Já é razoável, hoje, que se pense que o progresso humano não mais depende de crenças espirituais e de religiões. Seria, hipocrisia, é claro, negar sua importância para a história da humanidade. Mas os tempos são outros. As questões que a religião sempre se propôs a responder agora se mostram próximas, ou ao menos a caminho, de ser desvendadas. Pela ciência. Sem mistérios, dogmas anacrônicos ou dízimo. Não seria, então, razoável pensar que a religião acabou por tornar-se inútil? Uma ferramenta obsoleta, que hoje só traz males à sociedade? Até onde se pretende chegar com uma fé cega e de fundamentação duvidosa, posto que já temos meios através dos quais enxergar, racionalmente, os caminhos para nosso progresso e desenvolvimento, moral e material?

Muitos poderiam argumentar que a religião costuma representar, para seus seguidores, uma fonte de conforto espiritual, ou mesmo um motivo fundamental para que mantenham-se moralmente íntegros. Ora, não estariam esses argumentos impregnados de imaturidade e irresponsabilidade quase infantis? Não denotariam eles um verdadeiro pavor, que boa parcela da humanidade ainda conserva, de encarar a realidade de olhos abertos? É muito fácil apegar-se a aquilo que, por definição, não admite tentativas de explicação ou questionamentos. E dizer “temos de ser bons, pois Deus nos está observando, e queremos todos ir para o céu”. Difícil é pensar e tentar chegar a fundamentos verdadeiramente sólidos para aquilo que se pensa ou faz. Mas o fato é que o homem do século XXI já é crescido o suficiente para encarar esse desafio, e tentar ser bom, ou meramente útil aos demais, por conta própria. A existência de pensadores como Dawkins, e de inúmeros outros como ele, prova isso.

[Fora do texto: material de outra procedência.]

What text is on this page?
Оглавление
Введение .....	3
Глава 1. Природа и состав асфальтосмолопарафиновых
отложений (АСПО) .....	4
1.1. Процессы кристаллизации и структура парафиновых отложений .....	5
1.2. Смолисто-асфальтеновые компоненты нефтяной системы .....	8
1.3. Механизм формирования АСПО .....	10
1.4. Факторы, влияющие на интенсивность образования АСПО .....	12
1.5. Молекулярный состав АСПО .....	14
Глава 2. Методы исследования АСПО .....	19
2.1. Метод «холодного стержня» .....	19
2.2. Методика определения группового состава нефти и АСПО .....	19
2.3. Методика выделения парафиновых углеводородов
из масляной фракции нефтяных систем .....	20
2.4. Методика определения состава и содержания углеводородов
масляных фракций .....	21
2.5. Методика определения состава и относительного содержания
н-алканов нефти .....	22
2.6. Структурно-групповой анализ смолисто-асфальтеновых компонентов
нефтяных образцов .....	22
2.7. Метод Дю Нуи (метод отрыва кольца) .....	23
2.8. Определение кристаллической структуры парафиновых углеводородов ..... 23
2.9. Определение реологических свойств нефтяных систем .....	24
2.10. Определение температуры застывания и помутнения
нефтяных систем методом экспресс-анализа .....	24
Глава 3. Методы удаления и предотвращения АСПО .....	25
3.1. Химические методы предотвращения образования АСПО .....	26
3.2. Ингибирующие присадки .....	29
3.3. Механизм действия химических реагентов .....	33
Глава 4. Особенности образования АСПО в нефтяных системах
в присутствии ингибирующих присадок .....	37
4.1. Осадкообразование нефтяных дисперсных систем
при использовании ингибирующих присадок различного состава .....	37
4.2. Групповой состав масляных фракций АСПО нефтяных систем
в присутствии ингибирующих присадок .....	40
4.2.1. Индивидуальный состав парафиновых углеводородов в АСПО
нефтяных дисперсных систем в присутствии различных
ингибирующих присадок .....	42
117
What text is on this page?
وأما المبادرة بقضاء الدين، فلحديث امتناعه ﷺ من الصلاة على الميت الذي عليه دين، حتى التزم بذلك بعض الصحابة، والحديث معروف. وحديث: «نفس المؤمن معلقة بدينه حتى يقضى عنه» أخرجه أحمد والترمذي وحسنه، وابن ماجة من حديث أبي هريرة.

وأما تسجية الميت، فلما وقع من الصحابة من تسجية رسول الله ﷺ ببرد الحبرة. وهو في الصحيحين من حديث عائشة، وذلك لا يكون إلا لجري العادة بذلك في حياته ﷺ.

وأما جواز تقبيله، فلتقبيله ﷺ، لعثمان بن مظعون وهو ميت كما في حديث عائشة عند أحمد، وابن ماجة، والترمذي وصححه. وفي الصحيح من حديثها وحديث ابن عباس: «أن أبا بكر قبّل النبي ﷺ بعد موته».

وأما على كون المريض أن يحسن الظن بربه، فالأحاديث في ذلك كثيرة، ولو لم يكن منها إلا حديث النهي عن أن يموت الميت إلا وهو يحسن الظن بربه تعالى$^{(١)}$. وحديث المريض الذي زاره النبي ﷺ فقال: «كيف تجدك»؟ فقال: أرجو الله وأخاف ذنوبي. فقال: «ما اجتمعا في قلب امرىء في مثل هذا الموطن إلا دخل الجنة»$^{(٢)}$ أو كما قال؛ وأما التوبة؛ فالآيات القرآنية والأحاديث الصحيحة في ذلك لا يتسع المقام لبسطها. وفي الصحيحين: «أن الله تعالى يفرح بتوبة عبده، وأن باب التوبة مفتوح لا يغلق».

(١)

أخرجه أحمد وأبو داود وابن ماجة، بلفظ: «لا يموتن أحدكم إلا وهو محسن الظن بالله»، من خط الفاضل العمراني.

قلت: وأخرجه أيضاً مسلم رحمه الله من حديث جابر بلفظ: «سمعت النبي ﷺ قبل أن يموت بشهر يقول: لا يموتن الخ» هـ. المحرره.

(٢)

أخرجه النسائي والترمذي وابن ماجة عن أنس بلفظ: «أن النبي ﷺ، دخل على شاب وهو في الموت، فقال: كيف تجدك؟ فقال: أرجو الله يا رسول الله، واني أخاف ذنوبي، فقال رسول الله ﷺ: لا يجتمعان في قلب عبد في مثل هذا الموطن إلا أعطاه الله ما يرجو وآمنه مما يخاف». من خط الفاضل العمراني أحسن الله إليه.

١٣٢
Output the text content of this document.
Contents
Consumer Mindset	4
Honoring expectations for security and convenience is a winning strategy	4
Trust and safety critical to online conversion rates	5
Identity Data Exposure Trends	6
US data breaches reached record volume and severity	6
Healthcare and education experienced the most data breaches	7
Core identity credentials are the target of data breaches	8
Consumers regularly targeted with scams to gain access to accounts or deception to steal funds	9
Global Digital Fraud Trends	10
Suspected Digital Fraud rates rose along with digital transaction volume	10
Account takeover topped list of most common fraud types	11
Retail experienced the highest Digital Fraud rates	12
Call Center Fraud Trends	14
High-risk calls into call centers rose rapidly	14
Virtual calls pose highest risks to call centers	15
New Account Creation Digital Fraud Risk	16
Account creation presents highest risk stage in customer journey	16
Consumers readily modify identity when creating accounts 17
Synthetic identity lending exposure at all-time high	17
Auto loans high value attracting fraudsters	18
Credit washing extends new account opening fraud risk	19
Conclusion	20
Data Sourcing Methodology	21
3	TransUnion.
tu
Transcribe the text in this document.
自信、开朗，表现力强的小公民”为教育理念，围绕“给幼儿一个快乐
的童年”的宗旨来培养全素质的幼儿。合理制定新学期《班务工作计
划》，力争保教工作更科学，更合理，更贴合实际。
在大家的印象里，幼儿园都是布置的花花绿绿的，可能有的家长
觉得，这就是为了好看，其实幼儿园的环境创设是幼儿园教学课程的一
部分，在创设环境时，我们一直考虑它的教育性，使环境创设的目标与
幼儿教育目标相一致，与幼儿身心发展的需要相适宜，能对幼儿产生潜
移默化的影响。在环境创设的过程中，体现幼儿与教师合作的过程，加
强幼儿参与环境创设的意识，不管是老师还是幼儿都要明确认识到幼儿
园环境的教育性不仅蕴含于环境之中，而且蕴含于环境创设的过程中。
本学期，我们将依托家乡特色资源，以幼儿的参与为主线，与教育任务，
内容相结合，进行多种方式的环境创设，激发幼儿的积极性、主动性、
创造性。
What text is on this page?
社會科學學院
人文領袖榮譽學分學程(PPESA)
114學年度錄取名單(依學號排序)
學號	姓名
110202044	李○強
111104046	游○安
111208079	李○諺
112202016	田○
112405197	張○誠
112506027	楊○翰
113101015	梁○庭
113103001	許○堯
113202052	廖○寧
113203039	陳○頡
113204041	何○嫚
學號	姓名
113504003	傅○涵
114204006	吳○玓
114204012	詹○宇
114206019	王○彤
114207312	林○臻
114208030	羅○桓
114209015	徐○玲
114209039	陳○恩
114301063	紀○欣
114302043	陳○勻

Não é necessário entrar no mérito da discussão sobre a existência ou não de Deus, de espíritos ou de orixás. O verdadeiro cerne da questão é o tratamento intelectual que se dá a essas possibilidades. Por que continuar a se apegar a crenças improváveis, de ares mitológicos, quando se pode dar sentido concretamente embasado aos atos humanos? Já passou da hora de a espécie que se julga soberana nesse planeta assumir a responsabilidade por aquilo que faz, e deixar de jogar tudo sobre os ombros de seus amigos imaginários. O século vigente é o XXI, e já está mais do que provado que o ceticismo não é uma visão de mundo limitadora, nem uma exclusividade dos amargos e desesperançosos. É, sim, uma verdadeira ferramenta, através da qual se pode questionar e evoluir de forma saudável. Através da qual é possível ir além do que se pode imaginar, dentro dos ordinários limites da realidade.